The mean \(C_i\) = \(\frac{1}{|C_i|}\) \(\sum_{x \epsilon C_i}\)x is the expected location of a point.
Therefore, variance of \(C_i\) = \(\sum_{x \epsilon C_i}x\) \(||x - C_i||^2\)
Connection with max likelihood estimation :
Consider the likelihood of set points if center is u, co-variance is \(𝜎^2\)I. Take Gaussian PDF.
p(\(x_1,x_2,.......x_k | 𝜇,\sigma\)) \(\propto\) \(\underset{i}{\prod}\) exp(-\(\frac{|x_i-\mu|^2}{𝜎^2}\)) \(\propto\) exp(-\(\underset{i}{\sum}\) \(\frac{|x_i-\mu|^2}{𝜎^2}\))
Taking log of probability likelihood,
log(p(\(x_1,x_2,.......x_k | 𝜇,\sigma\))) \(\propto\) \(\underset{i}{\sum}\) \(|X_i - 𝜇^2|\) + function(\(\sigma\),dimension).

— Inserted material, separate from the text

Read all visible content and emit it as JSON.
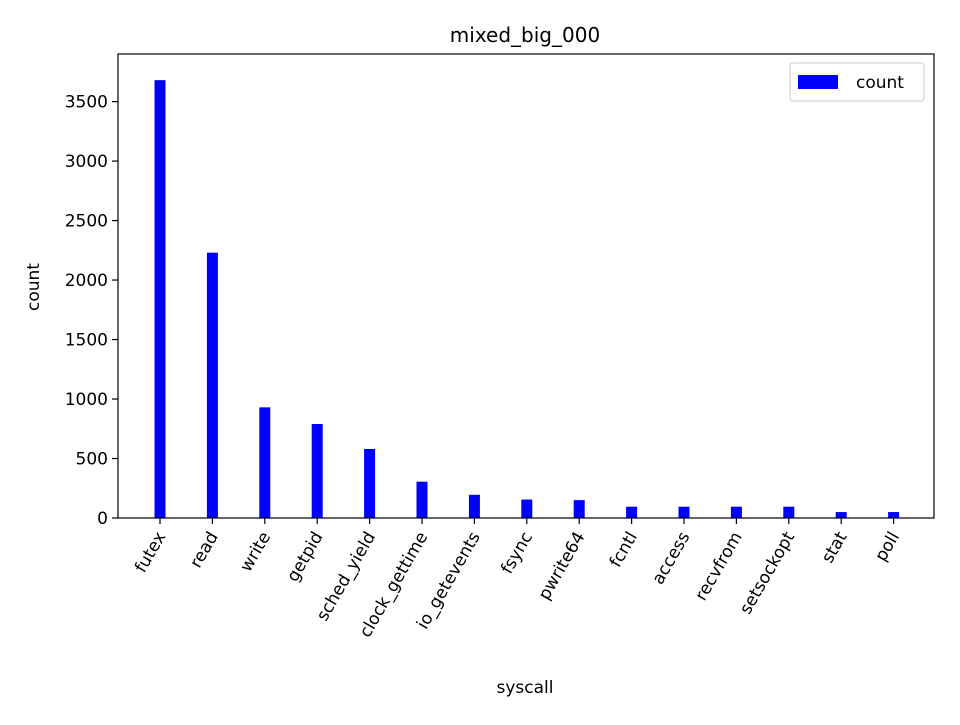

Likelihood of gaussian is exactly the same as K-means cost of each set of data points.
Choosing Optimal position for Center
Given partition C, C is the proposed center then C must be equal to u. i.e, if optimal center is given then optimal partition can be determined and vice versa.
Lloyd’s algorithm (Iterative algorithm)
Steps:-
Find current centers of partition.
Assign Points to nearest centers.
Recalculate centers.
Iterate the above 3 steps.
Stopping Criteria:-
When no points change clusters.
When cluster centers don’t shift much.
Analysis
K centers, N points, d dimensions
Time taken to calculate the new cluster - O(kNd)
Time for the new center - O(Nd).